Zur Arbeitslast: Die als zu hoch angegebene Arbeitslast lässt sich (teilweise) leicht erklären: Gibt es in einer Branche zu wenig Arbeitskräfte, so steigt die Belastung pro Person natürlich an. Personalengpässe müssen von denjenigen ausgeglichen werden, die möglicherweise aus eben diesem Grund dafür sorgen, dass sie entstehen.

Zur Jobsicherheit: Vor allem in herstellenden Berufen kommt es häufig vor, dass Mitarbeitenden gekündigt wird, sobald sich eine schlechte Auftragslage ankündigt – und dass wiederum neue Kollegen gesucht werden, sobald die Auftragslage entspannt ist. Viele Blue-Collar-Angestellte arbeiten nicht in dem Beruf, den sie sich für sich selbst wünschen. Das macht sie nicht weniger motiviert – es sorgt eher dafür, dass sie sich als sehr loyale Mitarbeitende herausstellen, wenn man ihnen eine sichere Arbeitsstelle bietet. Denn im Gegensatz zu akademischen Arbeitskräften, die häufig durch ihre Aufgaben selbst motiviert werden, haben Blue-Collar-Worker einen konkreteren Grund, ihren aktuellen Job auszuüben: Sie wollen und müssen für sich und ihre Familien sorgen.
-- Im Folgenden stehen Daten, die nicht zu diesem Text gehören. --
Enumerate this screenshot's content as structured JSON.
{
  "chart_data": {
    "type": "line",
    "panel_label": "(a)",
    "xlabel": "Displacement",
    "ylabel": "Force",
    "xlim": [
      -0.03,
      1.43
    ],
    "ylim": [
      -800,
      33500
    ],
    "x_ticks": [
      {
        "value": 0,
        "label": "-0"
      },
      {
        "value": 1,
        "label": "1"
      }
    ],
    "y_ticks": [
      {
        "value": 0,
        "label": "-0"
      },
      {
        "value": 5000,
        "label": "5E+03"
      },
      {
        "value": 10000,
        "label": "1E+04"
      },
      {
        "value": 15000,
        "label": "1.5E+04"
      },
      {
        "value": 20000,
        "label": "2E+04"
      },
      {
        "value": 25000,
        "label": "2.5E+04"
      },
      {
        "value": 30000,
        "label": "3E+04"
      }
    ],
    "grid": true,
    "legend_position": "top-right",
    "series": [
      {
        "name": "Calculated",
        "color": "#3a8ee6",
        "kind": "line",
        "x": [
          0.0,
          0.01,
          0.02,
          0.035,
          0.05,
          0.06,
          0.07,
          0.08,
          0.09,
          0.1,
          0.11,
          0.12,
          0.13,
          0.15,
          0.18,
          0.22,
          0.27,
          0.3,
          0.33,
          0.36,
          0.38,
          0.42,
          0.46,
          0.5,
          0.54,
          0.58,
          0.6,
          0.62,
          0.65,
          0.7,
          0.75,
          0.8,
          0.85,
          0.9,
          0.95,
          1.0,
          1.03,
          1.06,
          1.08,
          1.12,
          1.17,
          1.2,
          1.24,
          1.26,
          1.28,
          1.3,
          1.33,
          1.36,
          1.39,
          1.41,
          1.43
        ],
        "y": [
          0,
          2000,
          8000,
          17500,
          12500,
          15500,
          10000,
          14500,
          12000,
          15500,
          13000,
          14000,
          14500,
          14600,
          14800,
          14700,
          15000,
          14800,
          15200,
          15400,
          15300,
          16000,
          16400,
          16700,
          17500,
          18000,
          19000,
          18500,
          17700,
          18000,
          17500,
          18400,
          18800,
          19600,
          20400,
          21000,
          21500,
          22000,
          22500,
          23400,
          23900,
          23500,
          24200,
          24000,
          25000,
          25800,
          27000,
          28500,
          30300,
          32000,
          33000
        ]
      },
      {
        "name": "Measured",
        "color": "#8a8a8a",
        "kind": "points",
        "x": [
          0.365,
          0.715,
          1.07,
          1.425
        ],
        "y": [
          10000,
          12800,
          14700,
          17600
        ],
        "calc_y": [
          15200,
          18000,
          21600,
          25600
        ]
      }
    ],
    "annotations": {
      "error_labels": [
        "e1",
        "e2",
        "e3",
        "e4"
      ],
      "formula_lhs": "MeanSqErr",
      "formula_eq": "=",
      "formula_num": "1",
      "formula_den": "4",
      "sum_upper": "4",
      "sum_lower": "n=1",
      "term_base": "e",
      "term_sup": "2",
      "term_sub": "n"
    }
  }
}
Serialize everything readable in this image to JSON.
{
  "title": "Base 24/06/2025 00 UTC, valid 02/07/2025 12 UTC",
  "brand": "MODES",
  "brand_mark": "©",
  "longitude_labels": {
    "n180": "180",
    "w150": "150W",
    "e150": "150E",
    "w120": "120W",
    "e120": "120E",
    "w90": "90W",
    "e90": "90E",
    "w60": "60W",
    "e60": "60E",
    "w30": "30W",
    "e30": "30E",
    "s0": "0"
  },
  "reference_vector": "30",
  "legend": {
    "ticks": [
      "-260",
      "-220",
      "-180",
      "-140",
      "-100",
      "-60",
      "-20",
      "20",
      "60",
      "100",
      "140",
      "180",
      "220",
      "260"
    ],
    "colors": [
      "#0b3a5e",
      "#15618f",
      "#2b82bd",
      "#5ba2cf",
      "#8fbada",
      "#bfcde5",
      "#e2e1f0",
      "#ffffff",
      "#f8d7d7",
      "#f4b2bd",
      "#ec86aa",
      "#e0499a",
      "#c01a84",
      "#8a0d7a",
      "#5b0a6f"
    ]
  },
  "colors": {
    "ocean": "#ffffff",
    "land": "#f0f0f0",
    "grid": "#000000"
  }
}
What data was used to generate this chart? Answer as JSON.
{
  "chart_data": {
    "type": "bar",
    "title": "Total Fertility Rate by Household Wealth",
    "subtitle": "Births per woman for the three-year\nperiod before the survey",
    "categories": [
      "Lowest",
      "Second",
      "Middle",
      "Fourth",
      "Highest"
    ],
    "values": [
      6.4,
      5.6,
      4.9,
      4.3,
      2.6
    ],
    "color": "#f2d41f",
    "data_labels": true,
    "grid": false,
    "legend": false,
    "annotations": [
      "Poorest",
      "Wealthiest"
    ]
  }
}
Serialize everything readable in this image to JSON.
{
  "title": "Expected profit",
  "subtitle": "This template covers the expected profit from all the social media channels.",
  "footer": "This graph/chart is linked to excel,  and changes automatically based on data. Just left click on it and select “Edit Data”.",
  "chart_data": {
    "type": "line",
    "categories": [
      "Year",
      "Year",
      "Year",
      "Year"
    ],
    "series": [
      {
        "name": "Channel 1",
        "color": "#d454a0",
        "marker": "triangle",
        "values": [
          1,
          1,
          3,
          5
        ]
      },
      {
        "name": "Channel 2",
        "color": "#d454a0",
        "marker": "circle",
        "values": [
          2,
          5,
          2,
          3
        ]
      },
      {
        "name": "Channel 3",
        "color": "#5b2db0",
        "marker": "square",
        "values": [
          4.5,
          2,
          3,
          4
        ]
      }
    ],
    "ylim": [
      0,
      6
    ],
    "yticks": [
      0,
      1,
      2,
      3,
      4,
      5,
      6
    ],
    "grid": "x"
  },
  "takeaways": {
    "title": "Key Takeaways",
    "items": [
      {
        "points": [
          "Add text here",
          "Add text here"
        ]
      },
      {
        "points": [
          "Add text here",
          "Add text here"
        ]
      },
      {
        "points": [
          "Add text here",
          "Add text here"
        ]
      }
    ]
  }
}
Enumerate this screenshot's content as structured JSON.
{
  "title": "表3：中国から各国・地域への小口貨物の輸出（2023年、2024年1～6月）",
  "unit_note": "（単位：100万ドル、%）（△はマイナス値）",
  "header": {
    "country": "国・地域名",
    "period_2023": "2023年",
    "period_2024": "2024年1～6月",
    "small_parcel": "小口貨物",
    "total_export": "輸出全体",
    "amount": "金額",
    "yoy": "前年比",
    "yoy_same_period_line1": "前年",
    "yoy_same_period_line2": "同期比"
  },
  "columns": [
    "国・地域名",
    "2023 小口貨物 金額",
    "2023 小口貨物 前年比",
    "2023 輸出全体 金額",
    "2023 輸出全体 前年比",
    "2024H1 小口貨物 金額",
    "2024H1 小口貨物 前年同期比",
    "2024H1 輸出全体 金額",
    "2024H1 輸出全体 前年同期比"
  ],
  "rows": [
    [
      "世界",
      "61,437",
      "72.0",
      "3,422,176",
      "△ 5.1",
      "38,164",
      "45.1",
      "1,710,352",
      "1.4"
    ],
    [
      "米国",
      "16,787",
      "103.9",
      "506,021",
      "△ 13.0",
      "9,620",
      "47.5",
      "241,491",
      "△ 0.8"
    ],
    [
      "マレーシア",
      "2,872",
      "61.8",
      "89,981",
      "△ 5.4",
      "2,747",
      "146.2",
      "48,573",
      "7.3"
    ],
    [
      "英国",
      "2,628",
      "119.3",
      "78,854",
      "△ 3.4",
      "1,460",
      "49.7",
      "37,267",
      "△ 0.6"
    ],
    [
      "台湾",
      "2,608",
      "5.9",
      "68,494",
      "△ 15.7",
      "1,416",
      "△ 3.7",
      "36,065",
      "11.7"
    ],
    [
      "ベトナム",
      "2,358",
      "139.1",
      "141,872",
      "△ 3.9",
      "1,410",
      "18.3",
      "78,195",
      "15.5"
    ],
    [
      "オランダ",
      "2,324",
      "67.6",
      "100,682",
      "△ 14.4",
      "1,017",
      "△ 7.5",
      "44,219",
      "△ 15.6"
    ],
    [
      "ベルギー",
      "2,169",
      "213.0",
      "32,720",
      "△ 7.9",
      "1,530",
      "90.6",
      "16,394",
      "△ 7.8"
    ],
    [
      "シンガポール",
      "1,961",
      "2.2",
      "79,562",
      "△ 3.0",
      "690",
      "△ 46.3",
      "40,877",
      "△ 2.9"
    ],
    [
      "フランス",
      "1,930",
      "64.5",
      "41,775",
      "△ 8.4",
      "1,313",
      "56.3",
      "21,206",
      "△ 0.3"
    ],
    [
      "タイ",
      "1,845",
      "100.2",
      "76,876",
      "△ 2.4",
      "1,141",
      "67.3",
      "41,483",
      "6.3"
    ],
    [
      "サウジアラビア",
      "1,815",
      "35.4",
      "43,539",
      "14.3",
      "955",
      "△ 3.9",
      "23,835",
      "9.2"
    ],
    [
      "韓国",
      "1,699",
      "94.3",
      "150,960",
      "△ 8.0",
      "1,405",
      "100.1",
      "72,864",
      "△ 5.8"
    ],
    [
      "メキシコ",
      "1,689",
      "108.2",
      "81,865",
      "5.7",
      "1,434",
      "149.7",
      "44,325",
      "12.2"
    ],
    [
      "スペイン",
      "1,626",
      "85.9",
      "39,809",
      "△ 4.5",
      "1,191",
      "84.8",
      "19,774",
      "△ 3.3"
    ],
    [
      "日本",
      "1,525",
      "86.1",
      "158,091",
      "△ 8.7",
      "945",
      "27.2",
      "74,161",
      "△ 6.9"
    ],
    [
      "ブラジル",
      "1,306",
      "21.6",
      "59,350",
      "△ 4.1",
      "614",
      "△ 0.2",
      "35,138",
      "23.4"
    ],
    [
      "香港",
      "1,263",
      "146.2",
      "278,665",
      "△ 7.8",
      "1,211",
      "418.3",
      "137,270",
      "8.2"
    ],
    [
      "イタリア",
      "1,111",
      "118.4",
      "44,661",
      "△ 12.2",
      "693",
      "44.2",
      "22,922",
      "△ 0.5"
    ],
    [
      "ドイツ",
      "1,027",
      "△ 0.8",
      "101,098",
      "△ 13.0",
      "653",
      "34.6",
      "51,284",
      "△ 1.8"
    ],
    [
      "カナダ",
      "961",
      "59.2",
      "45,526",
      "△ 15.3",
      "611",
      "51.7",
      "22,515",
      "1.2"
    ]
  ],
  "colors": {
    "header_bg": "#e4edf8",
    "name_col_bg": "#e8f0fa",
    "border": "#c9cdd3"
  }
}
Wo von Arbeitgeberseite her über fachlich nicht ausreichend ausgebildete Arbeitnehmer geklagt wird, herrscht häufig auch der Zwang zum perfekten Mitarbeitenden. Der aber hat wahrscheinlich bereits eine Stelle, die ihm gibt, was er braucht und seine Bereitschaft zu wechseln ist überaus gering. Entsprechend sollten Arbeitgeber in Betracht ziehen, motivierten Bewerbern nötige Fähigkeiten beizubringen und so in ihre Loyalität und eine gemeinsame Zukunft zu investieren, statt Absagen zu erteilen.

Denn solange sich der Arbeitsmarkt nicht – wie er aktuell ist – von einem Arbeitnehmer zu einem Arbeitgebermarkt verändert, müssen Arbeitgeber umdenken, um Personal zu finden.